ICICI Bank August 2011 futures were at a premium of 0.50 point at 965.10 compared with spot closing of 964.60. The number of contracts traded was 18,767.

RIL August 2011 futures were at a premium of 0.60 at 771.00 compared with spot closing of 770.40. The number of contracts traded was 23,065.

Infosys August 2011 futures were at a premium of 2.15 at 2457.15 compared with spot closing of 2455.00. The number of contracts traded was 13,859.

Tata Steel August 2011 futures were at a premium of 0.45 at 484.25 compared with spot closing of 483.80. The number of contracts traded was 15,963.

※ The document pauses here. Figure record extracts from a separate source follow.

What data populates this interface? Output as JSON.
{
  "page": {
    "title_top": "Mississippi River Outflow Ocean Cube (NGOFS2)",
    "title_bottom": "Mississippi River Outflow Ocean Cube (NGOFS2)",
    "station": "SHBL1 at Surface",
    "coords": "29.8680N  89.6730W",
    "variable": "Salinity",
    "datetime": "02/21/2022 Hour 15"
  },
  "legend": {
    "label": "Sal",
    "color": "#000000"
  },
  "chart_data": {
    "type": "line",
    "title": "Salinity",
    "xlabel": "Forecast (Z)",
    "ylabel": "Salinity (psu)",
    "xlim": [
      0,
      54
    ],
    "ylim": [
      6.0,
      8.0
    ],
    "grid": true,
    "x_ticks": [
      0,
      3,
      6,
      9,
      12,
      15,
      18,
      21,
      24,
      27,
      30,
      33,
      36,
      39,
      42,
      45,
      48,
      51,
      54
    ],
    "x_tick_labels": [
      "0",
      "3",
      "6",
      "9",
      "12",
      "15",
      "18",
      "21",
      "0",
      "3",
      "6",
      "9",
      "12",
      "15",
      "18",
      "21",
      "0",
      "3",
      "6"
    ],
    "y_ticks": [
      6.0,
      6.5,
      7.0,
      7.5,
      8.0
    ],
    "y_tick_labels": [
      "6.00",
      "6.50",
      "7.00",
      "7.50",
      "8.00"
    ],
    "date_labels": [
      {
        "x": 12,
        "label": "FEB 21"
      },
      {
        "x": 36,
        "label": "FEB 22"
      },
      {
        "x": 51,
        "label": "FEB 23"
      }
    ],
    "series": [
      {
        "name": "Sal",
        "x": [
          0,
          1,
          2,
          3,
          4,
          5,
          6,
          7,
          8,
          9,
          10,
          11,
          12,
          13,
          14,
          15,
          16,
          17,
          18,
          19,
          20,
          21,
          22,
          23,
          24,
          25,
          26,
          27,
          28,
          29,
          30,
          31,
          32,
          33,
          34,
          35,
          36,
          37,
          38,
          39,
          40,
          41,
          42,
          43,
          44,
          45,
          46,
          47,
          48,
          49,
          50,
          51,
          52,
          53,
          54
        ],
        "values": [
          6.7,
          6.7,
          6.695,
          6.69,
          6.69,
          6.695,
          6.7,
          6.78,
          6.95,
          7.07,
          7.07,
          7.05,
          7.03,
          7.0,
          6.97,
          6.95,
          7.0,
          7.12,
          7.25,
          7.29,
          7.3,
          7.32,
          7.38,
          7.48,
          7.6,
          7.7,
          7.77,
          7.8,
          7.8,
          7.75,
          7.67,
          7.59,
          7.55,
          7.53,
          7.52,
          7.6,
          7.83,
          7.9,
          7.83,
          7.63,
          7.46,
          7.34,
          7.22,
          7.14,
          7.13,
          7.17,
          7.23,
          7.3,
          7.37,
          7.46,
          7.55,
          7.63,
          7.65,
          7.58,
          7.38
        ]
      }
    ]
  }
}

Among Nifty calls, 5200 SP from the August month expiry was the most active call with decline of 0.43 million or 9.37%.

Among Nifty puts, 5000 SP from the August month expiry was the most active put with an addition of 1.09 million or 16.30%.

The maximum Call OI outstanding for Calls was at 5200 SP (5.03 mn) and that for Puts was at 5000 SP (7.85 mn).

The respective Support and Resistance levels are: Resistance 5198.18 -- Pivot Point 5160.76 -- Support 5123.58.

The Nifty Put Call Ratio (PCR) OI wise stood at 2.80 for August -month contract.

The top five scrips with highest PCR on OI were Bombay Rayon Fashions 7.00, MRF 4.00, Sun Pharmaceuticals Industries 1.48, Maruti Suzuki 1.29 and JSW Energy 1.25.

Among most active underlying, Reliance Industries witnessed a decline of 0.23% of Open Interest (OI) in the August month futures contract followed by State bank of India which witnessed decline of 0.95% of Open Interest (OI) in the near month contract. Meanwhile Tata Motors witnessed an addition of 0.50% of OI in the August month futures.